When Hampton Rutland heads out for a duck hunt, he has to take along a lot more than just his decoys, shotgun, shells and hunting bag.

Nowadays, he needs plenty of extra room for waterproof camera cases, two drones and a host of other video equipment he’s accumulated over the last couple of years. 

The 39-year-old urologist who practices in West Monroe recently put the finishing touches on his 2015-16 duck season recap video — his third over the last three years — which highlights awesome hunting footage from 10 locations in nine parishes across Louisiana.

“I knew I wanted to get out as much as I could,” said Rutland, who hunted an estimated 34 days over the course of the season. “The goals for this year were to use as little GoPro as possible, get drone footage of every place we hunted and get some low-light stuff — what they call the ‘magic hour’ right as the sun is coming up or going down — because you get some real pretty light.”

Since his initial recap video from the 2014-15 season, Rutland has purchased a Sony Alpha Series A7R camera, which allows him to zoom in, change lenses and gives his finished videos a more professional look. (To see his 2014-15 recap from last year, click here.)

“That’s the camera I use 99.9 percent of the time,” he said. “They call it a mirrorless camera. It looks like a regular DSLR, and I use a lot of different lenses, which is nice because you can get depth of field, where things up close are in focus and the stuff behind you is not. 

“It gives you a different look.”

He now uses two DJI drones for his videos: an Inspire 1 to capture footage over land and a Phantom 3 Professional model to get shots over water. And while he thinks GoPros are great workhorse cameras that can capture unique perspectives, they just aren’t suitable for recording many aspects of a duck hunt, he said.

“With a GoPro, ducks look like mosquitos flying around in the sky unless you’re just right on top of them,” Rutland said. “They’re great for the size and they’re almost indestructible, but you’re somewhat limited in your ability to zoom.”

He also started putting his projects together with Final Cut Pro professional editing software —  instead of iMovie on his Mac.

One of his videos, “The Reclaimed Wood Shop,” took off on YouTube and currently has almost 70,000 views. That video, which features stop motion animation, bumped his subscriber count from only 170 after a couple of years to more than 2,700 now. 

The 12-second stop motion close to this year’s video — which highlights the name of his video-related LLC — is composed of more than 120 individual still images and took almost three hours to complete.

“It’s ridiculous. But the more you get into it, the more you need,” Rutland said with a smile. “In some ways, you’re like, ‘Man, why did I ever get into this?’

“But it’s interesting having subscribers. When people start looking at it, you want to keep doing it, so it’s kind of exciting. I just really enjoy it.”

This year’s duck season recap features drone shots and breathtaking video from Louisiana hunting hotspots including Pecan Island, Sherburne Wildlife Management Area, Bouef WMA, Catahoula Lake and his home parish, St. Landry. It also features a cast of hunters identified by their nicknames, including HamBone (Rutland), Shifty, DuggyFresh, Tiger Bait, MadDog, Piglet, The Mayor and many more.
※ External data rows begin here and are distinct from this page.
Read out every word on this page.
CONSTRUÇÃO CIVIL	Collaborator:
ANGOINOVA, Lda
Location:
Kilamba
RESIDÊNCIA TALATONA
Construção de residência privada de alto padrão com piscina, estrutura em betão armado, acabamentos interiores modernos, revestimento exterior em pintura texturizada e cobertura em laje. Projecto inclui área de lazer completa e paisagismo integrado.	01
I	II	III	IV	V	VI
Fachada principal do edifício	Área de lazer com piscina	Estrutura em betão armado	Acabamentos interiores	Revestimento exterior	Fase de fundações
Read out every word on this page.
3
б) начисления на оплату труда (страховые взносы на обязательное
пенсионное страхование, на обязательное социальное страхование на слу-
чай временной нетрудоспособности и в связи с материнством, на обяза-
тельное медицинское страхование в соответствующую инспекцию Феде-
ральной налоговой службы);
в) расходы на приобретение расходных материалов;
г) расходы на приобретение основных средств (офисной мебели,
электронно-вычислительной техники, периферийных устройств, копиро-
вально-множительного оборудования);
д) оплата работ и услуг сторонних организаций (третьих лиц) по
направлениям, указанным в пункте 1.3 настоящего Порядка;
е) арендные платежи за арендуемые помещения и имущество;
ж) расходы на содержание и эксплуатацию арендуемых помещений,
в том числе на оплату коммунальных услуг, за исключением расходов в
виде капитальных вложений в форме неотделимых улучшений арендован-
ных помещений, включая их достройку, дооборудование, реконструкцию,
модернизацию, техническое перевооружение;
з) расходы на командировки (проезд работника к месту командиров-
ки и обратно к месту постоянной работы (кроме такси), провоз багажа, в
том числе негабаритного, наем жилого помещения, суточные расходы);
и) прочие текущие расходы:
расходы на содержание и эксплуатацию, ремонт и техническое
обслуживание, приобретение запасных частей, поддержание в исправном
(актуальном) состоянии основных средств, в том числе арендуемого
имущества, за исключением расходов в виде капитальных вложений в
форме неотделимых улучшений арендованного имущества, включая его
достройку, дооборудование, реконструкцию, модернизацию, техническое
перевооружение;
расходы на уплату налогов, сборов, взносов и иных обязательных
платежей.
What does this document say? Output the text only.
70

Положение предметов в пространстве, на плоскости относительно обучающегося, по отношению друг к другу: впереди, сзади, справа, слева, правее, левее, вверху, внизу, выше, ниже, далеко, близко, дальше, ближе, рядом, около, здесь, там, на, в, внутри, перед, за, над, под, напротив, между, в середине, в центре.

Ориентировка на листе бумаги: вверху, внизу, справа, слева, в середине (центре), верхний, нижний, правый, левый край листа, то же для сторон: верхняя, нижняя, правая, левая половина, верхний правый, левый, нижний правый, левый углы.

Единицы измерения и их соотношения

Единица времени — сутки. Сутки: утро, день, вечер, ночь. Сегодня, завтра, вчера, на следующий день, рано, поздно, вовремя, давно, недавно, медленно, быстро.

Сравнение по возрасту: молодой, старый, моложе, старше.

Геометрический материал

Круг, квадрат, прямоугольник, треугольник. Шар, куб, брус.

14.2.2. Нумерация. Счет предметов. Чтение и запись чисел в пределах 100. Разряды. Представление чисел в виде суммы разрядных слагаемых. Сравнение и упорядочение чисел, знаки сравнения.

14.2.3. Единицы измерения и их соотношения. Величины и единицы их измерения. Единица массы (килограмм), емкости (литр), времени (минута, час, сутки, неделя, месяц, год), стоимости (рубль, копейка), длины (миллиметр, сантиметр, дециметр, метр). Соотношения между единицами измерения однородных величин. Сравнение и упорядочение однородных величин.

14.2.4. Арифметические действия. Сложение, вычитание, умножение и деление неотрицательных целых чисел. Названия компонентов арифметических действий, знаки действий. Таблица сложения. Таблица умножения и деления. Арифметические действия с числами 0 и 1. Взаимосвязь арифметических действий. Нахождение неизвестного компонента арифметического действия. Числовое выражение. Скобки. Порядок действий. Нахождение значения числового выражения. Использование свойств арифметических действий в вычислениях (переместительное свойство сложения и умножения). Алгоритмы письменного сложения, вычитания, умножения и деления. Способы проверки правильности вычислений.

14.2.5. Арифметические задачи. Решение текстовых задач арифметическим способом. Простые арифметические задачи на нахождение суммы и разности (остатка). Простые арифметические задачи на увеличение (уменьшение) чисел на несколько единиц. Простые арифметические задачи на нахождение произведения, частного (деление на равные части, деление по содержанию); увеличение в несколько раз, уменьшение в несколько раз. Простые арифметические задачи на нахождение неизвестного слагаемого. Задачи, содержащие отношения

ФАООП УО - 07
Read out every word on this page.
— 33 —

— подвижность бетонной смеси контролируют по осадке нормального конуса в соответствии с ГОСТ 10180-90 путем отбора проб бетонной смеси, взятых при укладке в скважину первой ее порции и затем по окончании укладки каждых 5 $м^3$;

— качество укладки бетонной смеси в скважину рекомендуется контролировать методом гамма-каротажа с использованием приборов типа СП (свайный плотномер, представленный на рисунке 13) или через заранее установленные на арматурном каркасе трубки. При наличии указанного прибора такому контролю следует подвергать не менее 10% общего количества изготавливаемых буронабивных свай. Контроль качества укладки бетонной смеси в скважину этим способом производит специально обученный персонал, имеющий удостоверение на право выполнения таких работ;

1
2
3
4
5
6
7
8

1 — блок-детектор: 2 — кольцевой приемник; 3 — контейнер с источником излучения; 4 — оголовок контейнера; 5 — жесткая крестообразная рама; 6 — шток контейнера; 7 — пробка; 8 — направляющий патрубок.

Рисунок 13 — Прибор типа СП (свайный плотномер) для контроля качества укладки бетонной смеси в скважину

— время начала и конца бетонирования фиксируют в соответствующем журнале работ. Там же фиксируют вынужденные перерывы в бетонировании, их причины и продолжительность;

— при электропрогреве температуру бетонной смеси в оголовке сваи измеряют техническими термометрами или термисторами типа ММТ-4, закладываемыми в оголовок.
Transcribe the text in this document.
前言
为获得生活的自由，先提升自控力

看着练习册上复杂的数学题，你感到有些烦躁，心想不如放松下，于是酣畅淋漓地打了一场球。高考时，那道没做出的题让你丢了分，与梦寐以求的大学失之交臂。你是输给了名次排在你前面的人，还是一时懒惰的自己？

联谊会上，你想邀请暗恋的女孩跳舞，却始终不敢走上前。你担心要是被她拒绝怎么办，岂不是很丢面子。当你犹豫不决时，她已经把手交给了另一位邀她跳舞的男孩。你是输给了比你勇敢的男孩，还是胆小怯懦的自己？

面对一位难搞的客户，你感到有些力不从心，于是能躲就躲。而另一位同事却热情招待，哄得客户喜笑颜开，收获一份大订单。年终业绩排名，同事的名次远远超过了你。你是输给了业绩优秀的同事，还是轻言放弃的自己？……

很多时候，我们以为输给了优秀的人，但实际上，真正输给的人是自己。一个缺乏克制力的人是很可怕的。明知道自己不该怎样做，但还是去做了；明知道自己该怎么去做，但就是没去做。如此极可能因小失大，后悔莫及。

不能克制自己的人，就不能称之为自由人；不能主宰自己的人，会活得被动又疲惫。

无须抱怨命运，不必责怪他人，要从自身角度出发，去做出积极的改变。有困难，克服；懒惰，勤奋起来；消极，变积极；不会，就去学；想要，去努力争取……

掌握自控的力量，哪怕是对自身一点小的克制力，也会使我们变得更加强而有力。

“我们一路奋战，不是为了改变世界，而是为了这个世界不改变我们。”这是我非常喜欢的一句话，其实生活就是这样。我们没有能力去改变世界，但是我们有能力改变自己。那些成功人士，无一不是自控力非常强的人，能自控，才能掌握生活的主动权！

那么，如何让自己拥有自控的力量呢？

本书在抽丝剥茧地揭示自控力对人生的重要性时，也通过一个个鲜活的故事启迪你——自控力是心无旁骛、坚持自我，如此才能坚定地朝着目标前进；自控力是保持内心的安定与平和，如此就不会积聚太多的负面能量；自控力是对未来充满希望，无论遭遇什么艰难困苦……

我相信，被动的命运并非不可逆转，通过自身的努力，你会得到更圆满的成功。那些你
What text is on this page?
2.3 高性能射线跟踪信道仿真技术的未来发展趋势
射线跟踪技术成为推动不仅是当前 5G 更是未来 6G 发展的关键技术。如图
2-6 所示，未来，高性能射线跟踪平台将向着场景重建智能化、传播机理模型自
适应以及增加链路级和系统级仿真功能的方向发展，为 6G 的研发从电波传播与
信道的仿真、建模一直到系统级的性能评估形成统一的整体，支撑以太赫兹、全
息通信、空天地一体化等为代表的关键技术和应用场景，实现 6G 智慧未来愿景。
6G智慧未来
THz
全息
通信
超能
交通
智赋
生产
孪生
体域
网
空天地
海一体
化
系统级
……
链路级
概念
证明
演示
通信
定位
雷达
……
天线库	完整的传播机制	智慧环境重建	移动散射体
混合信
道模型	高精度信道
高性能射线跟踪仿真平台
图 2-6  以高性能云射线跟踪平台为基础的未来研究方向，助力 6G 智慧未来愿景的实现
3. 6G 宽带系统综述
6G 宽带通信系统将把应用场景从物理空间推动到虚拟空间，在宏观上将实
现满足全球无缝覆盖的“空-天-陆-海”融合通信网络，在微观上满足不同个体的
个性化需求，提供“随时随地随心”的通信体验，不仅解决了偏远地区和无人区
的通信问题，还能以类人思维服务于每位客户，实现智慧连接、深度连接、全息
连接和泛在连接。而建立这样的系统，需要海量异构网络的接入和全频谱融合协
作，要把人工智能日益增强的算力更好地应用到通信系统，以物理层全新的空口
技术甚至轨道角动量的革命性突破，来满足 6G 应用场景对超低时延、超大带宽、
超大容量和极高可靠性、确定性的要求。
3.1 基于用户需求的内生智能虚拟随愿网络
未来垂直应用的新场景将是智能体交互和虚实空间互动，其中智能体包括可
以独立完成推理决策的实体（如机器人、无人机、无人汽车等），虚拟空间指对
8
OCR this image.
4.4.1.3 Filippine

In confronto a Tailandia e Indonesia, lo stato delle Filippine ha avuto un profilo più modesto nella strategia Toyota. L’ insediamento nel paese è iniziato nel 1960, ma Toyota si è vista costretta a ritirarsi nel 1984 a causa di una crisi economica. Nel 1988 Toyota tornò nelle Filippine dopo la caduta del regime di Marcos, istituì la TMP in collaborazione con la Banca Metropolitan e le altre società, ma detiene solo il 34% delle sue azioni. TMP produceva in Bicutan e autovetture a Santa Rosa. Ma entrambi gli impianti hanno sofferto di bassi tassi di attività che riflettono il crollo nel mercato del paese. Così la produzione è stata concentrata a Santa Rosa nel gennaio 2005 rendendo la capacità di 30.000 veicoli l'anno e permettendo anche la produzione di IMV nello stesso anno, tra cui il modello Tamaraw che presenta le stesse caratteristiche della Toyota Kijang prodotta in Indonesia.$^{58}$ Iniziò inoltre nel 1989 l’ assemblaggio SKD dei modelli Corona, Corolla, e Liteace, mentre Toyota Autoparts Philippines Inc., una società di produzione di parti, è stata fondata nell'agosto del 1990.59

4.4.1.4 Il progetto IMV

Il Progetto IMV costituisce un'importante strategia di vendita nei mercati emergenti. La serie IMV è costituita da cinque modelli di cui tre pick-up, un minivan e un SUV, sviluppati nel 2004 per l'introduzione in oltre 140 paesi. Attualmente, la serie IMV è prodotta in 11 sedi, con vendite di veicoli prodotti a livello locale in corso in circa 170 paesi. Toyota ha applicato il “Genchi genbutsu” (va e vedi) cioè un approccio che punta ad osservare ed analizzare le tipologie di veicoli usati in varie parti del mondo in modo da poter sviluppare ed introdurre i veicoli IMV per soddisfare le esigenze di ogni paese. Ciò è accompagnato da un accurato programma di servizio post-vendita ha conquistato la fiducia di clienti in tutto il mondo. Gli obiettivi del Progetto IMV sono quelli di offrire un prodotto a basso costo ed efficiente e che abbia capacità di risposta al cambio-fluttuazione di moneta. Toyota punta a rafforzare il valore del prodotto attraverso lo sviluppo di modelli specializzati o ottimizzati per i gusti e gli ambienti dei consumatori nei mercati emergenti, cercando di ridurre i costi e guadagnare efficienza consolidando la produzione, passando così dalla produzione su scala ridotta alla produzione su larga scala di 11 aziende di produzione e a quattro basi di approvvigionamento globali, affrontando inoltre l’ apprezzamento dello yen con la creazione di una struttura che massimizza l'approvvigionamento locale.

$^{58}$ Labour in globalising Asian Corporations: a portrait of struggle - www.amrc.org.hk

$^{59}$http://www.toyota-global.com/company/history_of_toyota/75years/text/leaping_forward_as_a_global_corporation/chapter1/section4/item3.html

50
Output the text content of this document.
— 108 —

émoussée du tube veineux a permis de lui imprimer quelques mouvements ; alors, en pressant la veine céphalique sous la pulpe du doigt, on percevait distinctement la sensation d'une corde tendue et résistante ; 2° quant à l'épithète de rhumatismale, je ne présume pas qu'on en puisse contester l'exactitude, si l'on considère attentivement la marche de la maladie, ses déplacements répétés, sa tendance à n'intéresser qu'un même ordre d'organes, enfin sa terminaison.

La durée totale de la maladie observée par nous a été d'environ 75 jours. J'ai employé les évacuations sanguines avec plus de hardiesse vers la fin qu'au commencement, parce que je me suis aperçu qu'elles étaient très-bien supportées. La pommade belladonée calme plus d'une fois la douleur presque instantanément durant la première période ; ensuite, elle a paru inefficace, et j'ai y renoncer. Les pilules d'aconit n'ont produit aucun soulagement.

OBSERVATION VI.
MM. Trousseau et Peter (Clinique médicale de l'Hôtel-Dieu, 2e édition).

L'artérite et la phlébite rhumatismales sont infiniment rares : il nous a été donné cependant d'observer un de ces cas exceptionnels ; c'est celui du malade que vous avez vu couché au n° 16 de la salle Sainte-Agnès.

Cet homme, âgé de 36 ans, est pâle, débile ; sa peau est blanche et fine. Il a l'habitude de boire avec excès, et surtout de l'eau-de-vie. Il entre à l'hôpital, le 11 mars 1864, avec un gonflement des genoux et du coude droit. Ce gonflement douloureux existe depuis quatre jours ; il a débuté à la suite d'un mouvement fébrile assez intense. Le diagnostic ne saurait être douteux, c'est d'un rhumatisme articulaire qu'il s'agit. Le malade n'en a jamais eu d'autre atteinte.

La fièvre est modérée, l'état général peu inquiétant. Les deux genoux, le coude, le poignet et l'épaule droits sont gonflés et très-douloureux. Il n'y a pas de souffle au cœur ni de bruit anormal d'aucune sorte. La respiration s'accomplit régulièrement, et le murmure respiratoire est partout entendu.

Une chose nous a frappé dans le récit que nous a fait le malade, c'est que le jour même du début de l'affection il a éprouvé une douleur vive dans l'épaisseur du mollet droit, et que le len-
“This year everyone says it was a horrible duck season, and it probably was for people with a stationary pit blind,” Rutland said. “But we were able to get out and go find the ducks. I bought a Pro-Drive boat, and that really opened up things. I really love that kind of hunting — going out on public lands and finding them.”

Next year, he’d like to get even more footage from more places across Louisiana, especially in the West Zone — but he needs your help.

“I’d like to get in touch with people who want to show off their place who would let us come hang out with them for a day, and we’ll film their hunts and get out there and see the state,” he said. “All the footage from the last few years has been from the Coastal and Eastern Zones. We haven’t gotten into the west side at all, so we were hoping to head in that direction.”